The NVIDIA H100 PCIe, with its substantial 80GB of HBM2e VRAM and 2.0 TB/s memory bandwidth, offers ample resources for running the Phi-3 Small 7B model. The model, when quantized to Q4_K_M (4-bit), requires a mere 3.5GB of VRAM. This leaves a significant 76.5GB of VRAM headroom, enabling the potential for larger batch sizes, longer context lengths, and concurrent execution of multiple model instances or other tasks. The H100's Hopper architecture, with its 14592 CUDA cores and 456 Tensor Cores, is well-suited for the matrix multiplications and other computations inherent in large language model inference, ensuring efficient processing and high throughput.
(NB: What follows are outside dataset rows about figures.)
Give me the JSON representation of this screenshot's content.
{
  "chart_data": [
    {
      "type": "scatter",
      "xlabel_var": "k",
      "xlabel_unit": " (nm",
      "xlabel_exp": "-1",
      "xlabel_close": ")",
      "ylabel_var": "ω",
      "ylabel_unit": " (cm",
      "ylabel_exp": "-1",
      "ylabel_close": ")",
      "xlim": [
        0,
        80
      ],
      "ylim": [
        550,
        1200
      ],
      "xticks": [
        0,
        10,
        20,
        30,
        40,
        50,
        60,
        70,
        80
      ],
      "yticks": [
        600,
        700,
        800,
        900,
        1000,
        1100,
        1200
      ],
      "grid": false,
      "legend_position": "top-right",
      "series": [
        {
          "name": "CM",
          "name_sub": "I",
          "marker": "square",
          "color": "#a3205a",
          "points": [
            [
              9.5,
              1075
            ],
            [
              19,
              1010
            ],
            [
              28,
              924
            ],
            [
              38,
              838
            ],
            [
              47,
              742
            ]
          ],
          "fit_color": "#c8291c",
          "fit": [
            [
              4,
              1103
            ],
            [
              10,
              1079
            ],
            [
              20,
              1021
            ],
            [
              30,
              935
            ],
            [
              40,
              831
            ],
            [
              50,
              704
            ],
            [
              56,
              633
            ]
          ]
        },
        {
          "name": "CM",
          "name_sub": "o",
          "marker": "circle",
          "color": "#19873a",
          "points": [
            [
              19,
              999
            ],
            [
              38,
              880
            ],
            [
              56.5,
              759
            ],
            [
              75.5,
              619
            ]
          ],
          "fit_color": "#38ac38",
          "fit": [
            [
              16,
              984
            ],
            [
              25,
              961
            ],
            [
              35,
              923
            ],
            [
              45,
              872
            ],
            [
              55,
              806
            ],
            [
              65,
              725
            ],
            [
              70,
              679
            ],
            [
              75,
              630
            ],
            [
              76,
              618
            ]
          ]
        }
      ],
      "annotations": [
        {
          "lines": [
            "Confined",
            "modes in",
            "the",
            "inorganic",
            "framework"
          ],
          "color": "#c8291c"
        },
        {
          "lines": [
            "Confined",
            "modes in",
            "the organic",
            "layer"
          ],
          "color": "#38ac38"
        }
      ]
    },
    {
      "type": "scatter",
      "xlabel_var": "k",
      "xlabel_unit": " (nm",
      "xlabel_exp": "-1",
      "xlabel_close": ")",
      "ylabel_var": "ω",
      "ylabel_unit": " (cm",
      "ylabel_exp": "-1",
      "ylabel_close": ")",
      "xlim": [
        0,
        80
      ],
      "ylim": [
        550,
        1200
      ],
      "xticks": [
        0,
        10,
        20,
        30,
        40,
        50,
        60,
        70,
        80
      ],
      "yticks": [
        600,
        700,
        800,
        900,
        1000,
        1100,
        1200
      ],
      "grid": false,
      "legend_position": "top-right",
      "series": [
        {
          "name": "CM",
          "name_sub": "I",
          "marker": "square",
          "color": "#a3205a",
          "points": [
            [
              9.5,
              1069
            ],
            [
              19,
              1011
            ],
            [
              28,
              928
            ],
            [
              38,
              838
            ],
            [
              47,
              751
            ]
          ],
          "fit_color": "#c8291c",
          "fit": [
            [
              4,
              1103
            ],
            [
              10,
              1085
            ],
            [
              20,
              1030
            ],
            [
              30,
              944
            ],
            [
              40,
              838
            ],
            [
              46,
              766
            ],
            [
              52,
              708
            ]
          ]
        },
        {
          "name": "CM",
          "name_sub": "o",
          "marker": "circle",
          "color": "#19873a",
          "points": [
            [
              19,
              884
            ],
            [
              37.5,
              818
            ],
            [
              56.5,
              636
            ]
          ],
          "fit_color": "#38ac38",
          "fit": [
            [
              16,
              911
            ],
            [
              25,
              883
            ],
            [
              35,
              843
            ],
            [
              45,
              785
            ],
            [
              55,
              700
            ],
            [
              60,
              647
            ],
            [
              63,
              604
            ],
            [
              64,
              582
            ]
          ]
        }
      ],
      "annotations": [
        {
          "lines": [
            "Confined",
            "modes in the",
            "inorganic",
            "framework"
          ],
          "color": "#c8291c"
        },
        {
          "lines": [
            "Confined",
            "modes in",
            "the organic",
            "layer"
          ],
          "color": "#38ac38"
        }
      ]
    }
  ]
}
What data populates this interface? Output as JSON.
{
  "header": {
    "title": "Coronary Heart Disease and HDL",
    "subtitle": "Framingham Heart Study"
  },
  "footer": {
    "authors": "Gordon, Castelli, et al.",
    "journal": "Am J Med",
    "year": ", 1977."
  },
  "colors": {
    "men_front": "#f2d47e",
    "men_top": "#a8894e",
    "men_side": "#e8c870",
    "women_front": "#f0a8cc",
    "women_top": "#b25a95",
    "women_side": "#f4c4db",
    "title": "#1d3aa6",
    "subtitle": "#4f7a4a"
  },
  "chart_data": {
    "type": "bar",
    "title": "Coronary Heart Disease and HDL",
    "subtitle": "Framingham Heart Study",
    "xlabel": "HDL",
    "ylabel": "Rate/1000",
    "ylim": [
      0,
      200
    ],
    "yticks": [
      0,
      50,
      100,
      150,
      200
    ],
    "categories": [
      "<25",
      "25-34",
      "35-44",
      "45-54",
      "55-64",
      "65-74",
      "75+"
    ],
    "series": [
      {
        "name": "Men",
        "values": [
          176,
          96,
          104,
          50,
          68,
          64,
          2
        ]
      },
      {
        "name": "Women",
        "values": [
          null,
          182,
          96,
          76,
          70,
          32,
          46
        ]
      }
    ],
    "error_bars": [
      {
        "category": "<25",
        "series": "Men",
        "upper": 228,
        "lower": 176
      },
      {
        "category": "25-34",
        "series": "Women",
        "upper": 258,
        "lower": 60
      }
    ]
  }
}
Furthermore, the high memory bandwidth of the H100 is crucial for rapidly transferring model weights and intermediate activations between the GPU's compute units and memory. This minimizes bottlenecks and maximizes the utilization of the GPU's compute resources. The combination of abundant VRAM, high memory bandwidth, and powerful compute capabilities makes the H100 an excellent choice for deploying and serving Phi-3 Small 7B, allowing for low latency and high throughput inference.
Given the abundant VRAM available, experiment with increasing the batch size to further improve throughput. Start with a batch size of 32, as initially estimated, and gradually increase it while monitoring GPU utilization and latency. Also, consider using a context length close to the model's maximum of 128000 tokens to leverage the model's full capabilities. For optimal performance, utilize inference frameworks like `vLLM` or `text-generation-inference`, which are designed for efficient inference on NVIDIA GPUs and offer features like continuous batching and optimized kernel implementations. Monitor GPU temperature and power consumption to ensure stable operation within the H100's TDP limits.
If you encounter memory-related issues despite the large VRAM headroom, double-check that other processes are not consuming excessive GPU memory. Consider offloading less critical tasks to the CPU or using a separate GPU if available. While Q4_K_M provides a good balance of performance and memory footprint, you might explore slightly higher quantization levels (e.g., Q5_K_M or Q6_K_M) if memory usage is not a constraint, potentially leading to improved accuracy at the cost of slightly increased VRAM consumption.